We used data from a cross-sectional cohort study of adults (40-75 years) in 1993-97 living in England (N = 19466) to examine the association between clusters of childhood social risks across different domains with adult smoking and excessive alcohol use. Participants reported exposure to six childhood social risk factors, current smoking behaviour and alcohol intake. Factor analysis was used to identify domains of social risk. We created a childhood cumulative domain social risk score (range 0-2) from summing the total number of domains.
Factor analysis identified two domains of childhood social risk within the household: maladaptive family functioning (parental unemployment, substance misuse, physical abuse) and parental separation experiences : maternal separation, divorce, being sent away from home).
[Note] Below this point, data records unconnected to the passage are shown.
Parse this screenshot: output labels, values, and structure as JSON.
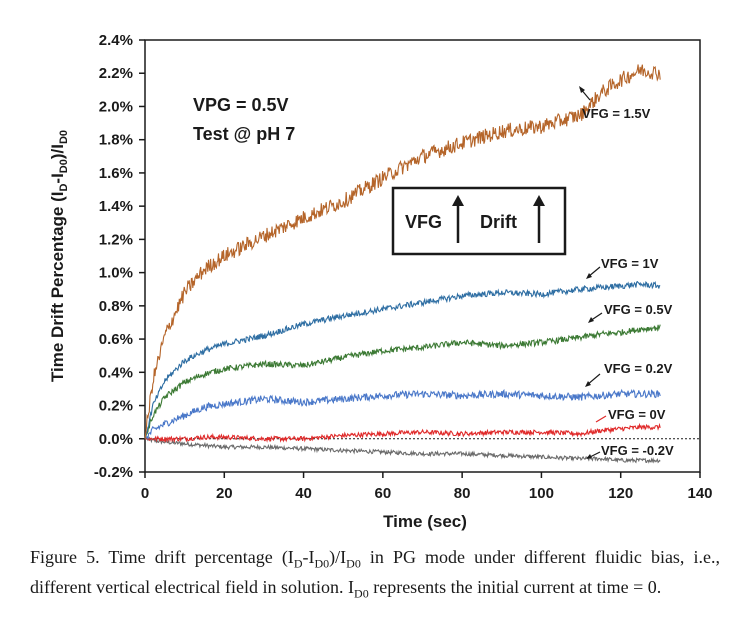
{
  "chart_data": {
    "type": "line",
    "xlabel": "Time (sec)",
    "ylabel_main": "Time Drift Percentage  (I",
    "ylabel_sub1": "D",
    "ylabel_mid": "-I",
    "ylabel_sub2": "D0",
    "ylabel_end": ")/I",
    "ylabel_sub3": "D0",
    "xlim": [
      0,
      140
    ],
    "ylim": [
      -0.2,
      2.4
    ],
    "x_ticks": [
      "0",
      "20",
      "40",
      "60",
      "80",
      "100",
      "120",
      "140"
    ],
    "x_tick_values": [
      0,
      20,
      40,
      60,
      80,
      100,
      120,
      140
    ],
    "y_ticks": [
      "-0.2%",
      "0.0%",
      "0.2%",
      "0.4%",
      "0.6%",
      "0.8%",
      "1.0%",
      "1.2%",
      "1.4%",
      "1.6%",
      "1.8%",
      "2.0%",
      "2.2%",
      "2.4%"
    ],
    "y_tick_values": [
      -0.2,
      0.0,
      0.2,
      0.4,
      0.6,
      0.8,
      1.0,
      1.2,
      1.4,
      1.6,
      1.8,
      2.0,
      2.2,
      2.4
    ],
    "annotation_vpg": "VPG = 0.5V",
    "annotation_test": "Test @ pH 7",
    "inset_vfg": "VFG",
    "inset_drift": "Drift",
    "x": [
      0,
      2,
      5,
      10,
      15,
      20,
      30,
      40,
      50,
      60,
      70,
      80,
      90,
      100,
      110,
      115,
      120,
      125,
      130
    ],
    "series": [
      {
        "name": "VFG = 1.5V",
        "color": "#b5652a",
        "values": [
          0.0,
          0.35,
          0.62,
          0.88,
          1.02,
          1.1,
          1.22,
          1.33,
          1.43,
          1.57,
          1.7,
          1.78,
          1.85,
          1.88,
          1.95,
          2.08,
          2.16,
          2.22,
          2.2
        ]
      },
      {
        "name": "VFG = 1V",
        "color": "#2e6ea3",
        "values": [
          0.0,
          0.2,
          0.35,
          0.47,
          0.53,
          0.57,
          0.62,
          0.69,
          0.74,
          0.78,
          0.82,
          0.86,
          0.88,
          0.87,
          0.9,
          0.91,
          0.92,
          0.93,
          0.92
        ]
      },
      {
        "name": "VFG = 0.5V",
        "color": "#3c7a34",
        "values": [
          0.0,
          0.14,
          0.25,
          0.34,
          0.39,
          0.42,
          0.45,
          0.44,
          0.49,
          0.53,
          0.55,
          0.58,
          0.56,
          0.58,
          0.61,
          0.63,
          0.64,
          0.66,
          0.67
        ]
      },
      {
        "name": "VFG = 0.2V",
        "color": "#4a78c9",
        "values": [
          0.0,
          0.05,
          0.09,
          0.14,
          0.19,
          0.21,
          0.24,
          0.22,
          0.24,
          0.26,
          0.27,
          0.26,
          0.27,
          0.26,
          0.25,
          0.26,
          0.27,
          0.27,
          0.27
        ]
      },
      {
        "name": "VFG = 0V",
        "color": "#e02a2a",
        "values": [
          0.0,
          0.0,
          0.0,
          0.0,
          0.01,
          0.01,
          0.0,
          0.0,
          0.02,
          0.03,
          0.04,
          0.03,
          0.04,
          0.04,
          0.03,
          0.05,
          0.06,
          0.07,
          0.07
        ]
      },
      {
        "name": "VFG = -0.2V",
        "color": "#6b6b6b",
        "values": [
          0.0,
          -0.01,
          -0.02,
          -0.03,
          -0.04,
          -0.05,
          -0.05,
          -0.06,
          -0.07,
          -0.08,
          -0.09,
          -0.09,
          -0.1,
          -0.11,
          -0.12,
          -0.12,
          -0.13,
          -0.13,
          -0.13
        ]
      }
    ],
    "noise": [
      0.045,
      0.018,
      0.018,
      0.022,
      0.014,
      0.012
    ]
  },
  "caption": {
    "line1": "Figure 5. Time drift percentage (I",
    "sub_a": "D",
    "mid_a": "-I",
    "sub_b": "D0",
    "mid_b": ")/I",
    "sub_c": "D0",
    "rest1": " in PG mode under different fluidic bias, i.e., different vertical electrical field in solution. I",
    "sub_d": "D0",
    "rest2": " represents the initial current at time = 0."
  }
}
Compared to those children with risk exposure in no single domain, children with risk exposure in both domains (i.e. maladaptive family functioning, parental separation experiences) had a higher prevalence of adult smoking [men: Prevalence ratio (PR) = 1.74, 95% confidence intervals (CI): 1.35-2.26; women: PR = 1.71 95% CI: 1.34-2.18]. There was a trend association between the number of childhood social risk domains and adult smoking (both sexes: P < 0.001) and excessive alcohol use (men: P <0.008).
Further work is needed to understand if addressing cumulative risk exposure to maladaptive family functioning and parental separation experiences can reduce social inequalities in adult smoking and excessive alcohol intake.